— Вряд ли. Он был мрачным человеком.
— Ох! — Кэрол закинула руки за голову.
— Скажи мне, Пол, — начал Шель, — случилось ли после моего отъезда из Гроссвизена что-нибудь имеющее отношение к подвалу?
— Мне непонятен твой вопрос. Что могло случиться?
— Как только мы выбрались оттуда, рухнул потолок, засыпав крыльцо и подвал. Неужели никто так и не пытался достать оставшиеся там ящики, чемоданы и прочее?
Джонсон задумался и, помолчав, сказал:
— Действительно, какие-то неизвестные люди отрыли подвал и частично разграбили его.
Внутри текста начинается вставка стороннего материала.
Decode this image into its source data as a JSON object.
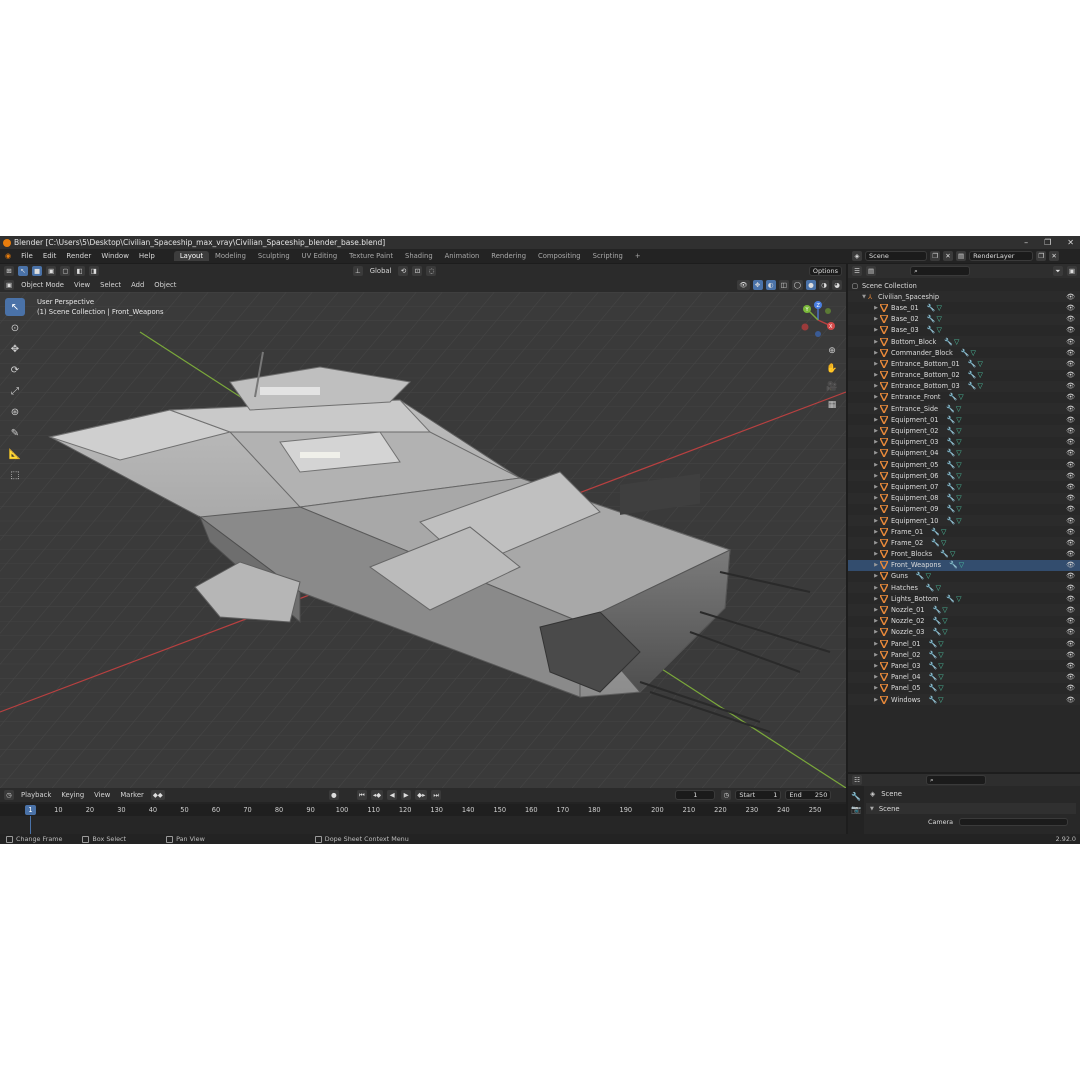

Лишь намного позже был издан приказ обыскать все развалины, достать оттуда ценные вещи, а также, — он покосился на жену, — установить личность убитых. А потом все развалины сровняли с землей в буквальном смысле слова.
— А сам ты никогда не пытался выяснить, что было в тех чемоданах и ящиках, которые мы тогда привезли?
— Ян! Неужто ты воображаешь, что я буду лазить с киркой или лопатой, чтобы отрыть несколько помятых банок тушенки?.. Что могло быть в тех ящиках, кроме продовольствия, украденного с лагерного склада? Но я могу сообщить тебе одну любопытную подробность, которую узнал совершенно случайно: заключенные, грузившие тогда эти ящики и чемоданы, в том числе ты, Леон и я, должны были быть уничтожены сразу же по возвращении в лагерь.
— Почему?
— Неужели ты не догадываешься? Братья Шурике готовили себе уютное и безопасное гнездышко и не могли допустить, чтобы их тайну знали трое заключенных.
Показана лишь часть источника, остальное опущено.